Yes, to provide “closure” to the families of victims of crime, and to get votes for being tough on the bad guys, many a law was passed to speed things along, to keep these evil bastards from gaming the system and filing tons of usual crap that would turn out to be nonsense that just clogged the system – but does keep them alive. No one considered the exception – the guy who actually was innocent. Oops.
And over the years the reasoning got a bit weird:
The explosion of Warren-era habeas litigation provoked several conservative critiques, including a particularly influential article by Professor Paul Bator. Bator’s position remains the modern “conservative” (or “federalist”) paradigm for habeas adjudication. Bator argued that “ultimate truth” is unknowable. What we mean by “guilty,” Bator argued, is that some quantum of reliable procedure has produced a legal determination that someone has committed a crime. Bator’s point really an epistemic one involving the limits of human inquiry – that the criminal justice system ensures correctness by proxy of reliable procedure.
Got that? Truth is unknowable and all we have is procedure, so it needs to be rigorous and difficult to manipulate for your own ends – a truly conservative position. Thus we get Scalia:
Scalia has embraced this paradigm openly for years, and his arguments embody the belief that, assuming full and fair state process, guilt determinations remain the unique province of state judiciaries.

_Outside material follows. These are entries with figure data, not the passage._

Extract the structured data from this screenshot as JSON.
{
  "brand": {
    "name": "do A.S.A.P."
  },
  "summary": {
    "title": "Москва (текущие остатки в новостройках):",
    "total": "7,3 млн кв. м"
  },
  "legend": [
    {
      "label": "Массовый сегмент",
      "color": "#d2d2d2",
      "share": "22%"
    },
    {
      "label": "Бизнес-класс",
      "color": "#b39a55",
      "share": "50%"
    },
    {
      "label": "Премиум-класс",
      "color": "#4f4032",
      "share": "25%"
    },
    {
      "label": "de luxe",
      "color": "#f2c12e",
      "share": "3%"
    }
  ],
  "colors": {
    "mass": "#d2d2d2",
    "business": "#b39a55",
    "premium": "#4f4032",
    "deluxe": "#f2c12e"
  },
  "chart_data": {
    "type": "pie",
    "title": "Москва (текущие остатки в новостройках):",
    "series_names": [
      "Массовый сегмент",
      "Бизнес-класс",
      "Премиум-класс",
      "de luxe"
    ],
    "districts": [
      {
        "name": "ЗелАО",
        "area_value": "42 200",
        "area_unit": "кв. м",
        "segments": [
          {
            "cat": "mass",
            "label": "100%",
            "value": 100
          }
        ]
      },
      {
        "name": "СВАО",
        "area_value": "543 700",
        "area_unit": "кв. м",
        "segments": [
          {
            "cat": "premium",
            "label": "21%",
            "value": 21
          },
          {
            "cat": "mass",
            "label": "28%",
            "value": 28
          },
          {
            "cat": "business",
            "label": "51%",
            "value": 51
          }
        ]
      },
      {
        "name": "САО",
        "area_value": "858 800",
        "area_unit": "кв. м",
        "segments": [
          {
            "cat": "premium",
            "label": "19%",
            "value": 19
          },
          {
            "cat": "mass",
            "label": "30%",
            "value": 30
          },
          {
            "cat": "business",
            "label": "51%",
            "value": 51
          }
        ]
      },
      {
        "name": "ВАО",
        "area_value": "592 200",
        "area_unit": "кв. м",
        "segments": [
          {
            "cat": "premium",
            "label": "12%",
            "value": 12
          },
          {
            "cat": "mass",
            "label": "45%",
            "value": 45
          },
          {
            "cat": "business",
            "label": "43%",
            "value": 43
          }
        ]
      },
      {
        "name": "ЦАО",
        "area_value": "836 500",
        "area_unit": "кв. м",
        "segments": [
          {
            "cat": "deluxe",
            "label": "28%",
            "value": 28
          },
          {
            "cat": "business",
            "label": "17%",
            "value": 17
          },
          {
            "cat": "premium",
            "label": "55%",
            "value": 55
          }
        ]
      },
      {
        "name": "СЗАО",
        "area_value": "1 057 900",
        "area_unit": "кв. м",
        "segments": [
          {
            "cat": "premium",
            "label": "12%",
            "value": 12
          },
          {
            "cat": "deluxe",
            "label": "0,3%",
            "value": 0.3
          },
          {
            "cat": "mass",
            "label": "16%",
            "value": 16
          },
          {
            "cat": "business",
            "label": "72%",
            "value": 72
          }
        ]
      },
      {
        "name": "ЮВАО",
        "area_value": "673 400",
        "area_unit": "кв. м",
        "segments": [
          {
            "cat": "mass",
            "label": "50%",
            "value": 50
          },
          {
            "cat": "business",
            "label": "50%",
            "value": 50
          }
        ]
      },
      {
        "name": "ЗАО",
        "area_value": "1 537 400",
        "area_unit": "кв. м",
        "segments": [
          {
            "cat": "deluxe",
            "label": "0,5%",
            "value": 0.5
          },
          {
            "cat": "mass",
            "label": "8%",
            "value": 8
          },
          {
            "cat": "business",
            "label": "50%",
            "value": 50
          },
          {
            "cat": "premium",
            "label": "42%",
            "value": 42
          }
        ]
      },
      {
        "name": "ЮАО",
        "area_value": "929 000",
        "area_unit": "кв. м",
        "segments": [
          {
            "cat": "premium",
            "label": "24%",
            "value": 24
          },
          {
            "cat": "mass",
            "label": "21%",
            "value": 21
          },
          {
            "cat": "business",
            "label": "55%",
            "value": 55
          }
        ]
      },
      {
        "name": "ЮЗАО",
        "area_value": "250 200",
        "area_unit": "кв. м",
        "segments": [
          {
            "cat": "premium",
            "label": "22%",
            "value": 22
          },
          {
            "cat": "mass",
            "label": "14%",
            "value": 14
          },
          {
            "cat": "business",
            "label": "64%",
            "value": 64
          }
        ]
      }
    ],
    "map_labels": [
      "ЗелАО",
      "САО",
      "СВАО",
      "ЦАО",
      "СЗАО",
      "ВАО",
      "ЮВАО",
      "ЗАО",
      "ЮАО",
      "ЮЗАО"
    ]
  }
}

He won’t overturn state and lower court decisions – as no one really knows the truth. Well, maybe the pope does. But the whole idea is that there can be no such thing as freestanding innocence, without procedure – all we have is procedure. It comes down to epistemology – the study of how we know what we know, of what we can actually know, and of how we would know it if we saw it, whatever it is. It’s very deep. And it’s at the core of what Scalia seems to be up to.
Kovarsky offers a ton more, in excruciating detail, but it comes down to this:
All of this might be sound and fury, signifying nothing. The Supreme Court sent this case down to a federal district court for fact-finding. The federal district court could find the freestanding innocence claim non-meritorious. Or it could grant relief, the Eleventh Circuit could affirm, and the Supreme Court could decline review – once again avoiding a pronouncement on the explosively contentious freestanding innocence question. But Davis has certainly opened the door to the possibility of a seismic shift in habeas law.
But in the end it all circles back to Holmes. There is the law – procedure and rules – and there is justice – that admits the concept of something like freestanding innocence, irrespective of procedure.
And Holmes words echo down the years – “This is a court of law, young man, not a court of justice.”
And now you can see why the conservatives were so upset by the Sotomayor nomination. Empathy from the bench would, ideally, fuse procedure and justice. We cannot have that – but then only Scalia and Thomas pulled a Holmes here. There’s hope.